İsveç’te araştırmacılar, 1989-2010 yılları içinde düzenlenen, “Vasaloppet” isminde olan, dünyanın en büyük uzun mesafe kayak yarışına katılan ve katılmayan kişilerin verilerini inceledi.
Sonuçları “The Innovation” dergisinde piyasaya çıkan çalışmada araştırmacılar, 400 bin kişinin verilerini değerlendirdi.

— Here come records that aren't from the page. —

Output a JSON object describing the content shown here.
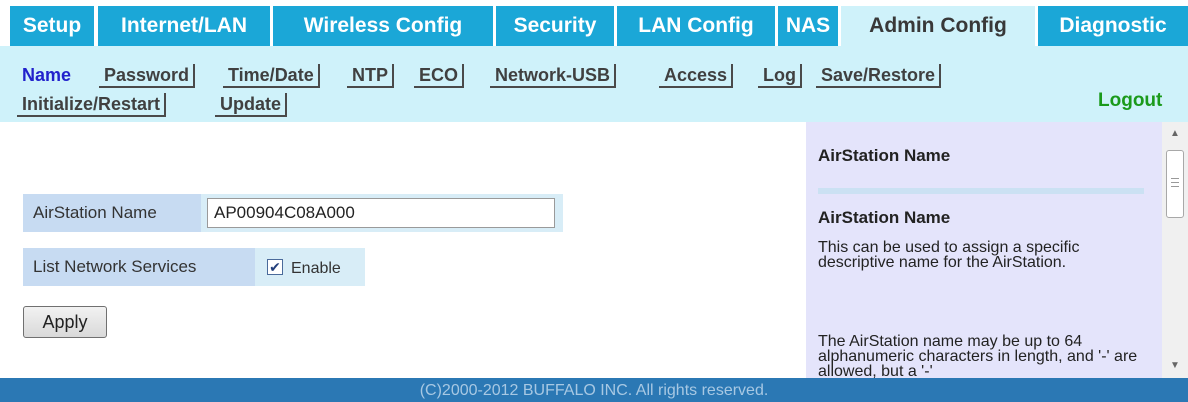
{
  "nav": {
    "tabs": [
      {
        "label": "Setup"
      },
      {
        "label": "Internet/LAN"
      },
      {
        "label": "Wireless Config"
      },
      {
        "label": "Security"
      },
      {
        "label": "LAN Config"
      },
      {
        "label": "NAS"
      },
      {
        "label": "Admin Config",
        "active": true
      },
      {
        "label": "Diagnostic"
      }
    ]
  },
  "subnav": {
    "items": [
      {
        "label": "Name",
        "active": true
      },
      {
        "label": "Password"
      },
      {
        "label": "Time/Date"
      },
      {
        "label": "NTP"
      },
      {
        "label": "ECO"
      },
      {
        "label": "Network-USB"
      },
      {
        "label": "Access"
      },
      {
        "label": "Log"
      },
      {
        "label": "Save/Restore"
      },
      {
        "label": "Initialize/Restart"
      },
      {
        "label": "Update"
      }
    ],
    "logout_label": "Logout"
  },
  "form": {
    "name_label": "AirStation Name",
    "name_value": "AP00904C08A000",
    "services_label": "List Network Services",
    "enable_checked": true,
    "enable_label": "Enable",
    "apply_label": "Apply"
  },
  "help": {
    "title": "AirStation Name",
    "subtitle": "AirStation Name",
    "para1": "This can be used to assign a specific descriptive name for the AirStation.",
    "para2": "The AirStation name may be up to 64 alphanumeric characters in length, and '-' are allowed, but a '-'"
  },
  "footer": {
    "text": "(C)2000-2012 BUFFALO INC. All rights reserved."
  },
  "colors": {
    "tab_bg": "#1ba7d7",
    "active_tab_bg": "#cff2fa",
    "subnav_bg": "#cff2fa",
    "active_subnav_text": "#2222cc",
    "logout_text": "#1b9a1b",
    "help_bg": "#e4e4fb",
    "footer_bg": "#2b78b4"
  }
}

Araştırmanın baş yazarı Martine Svensson ve İsveç Lund Üniversitesi Deneysel Tıp Bilimleri bölümünden araştırmacı Tomas Deirborg, “Fiziksel olarak daha etken bir yaşam tarzına haiz olan grubun, 21 yıla varan bir takip döneminde, kaygı bozuklukları geliştirme riskinin neredeyse yüzde 60 daha düşük bulunduğunu bulduk” dedi.
Uzmanlar, hanımlarda da erkeklerde olduğu benzer halde etken yaşam seçimi ile düşük kaygı riski içinde bir bağlantı görüldüğünü beyan etti.
Erkek ve hanım kayakçılar üstünde meydana getirilen araştırmalarda, adam kayakçıların performans düzeyleriyle kaygı bozukluğu içinde direkt bir ilişki bulunamazken, kayakta yüksek performans gösteren bayanların daha düşük düzeyde performansta bulunan hanımlara nazaran 2 kat kaygı bozukluğu yaşadığını ortaya konuldu.
Ancak buna karşın kaygı riskinin, yüksek performans sergileyen hanımlarda, egzersiz yapmayanlara kıyasla daha düşük olduğu açıklandı.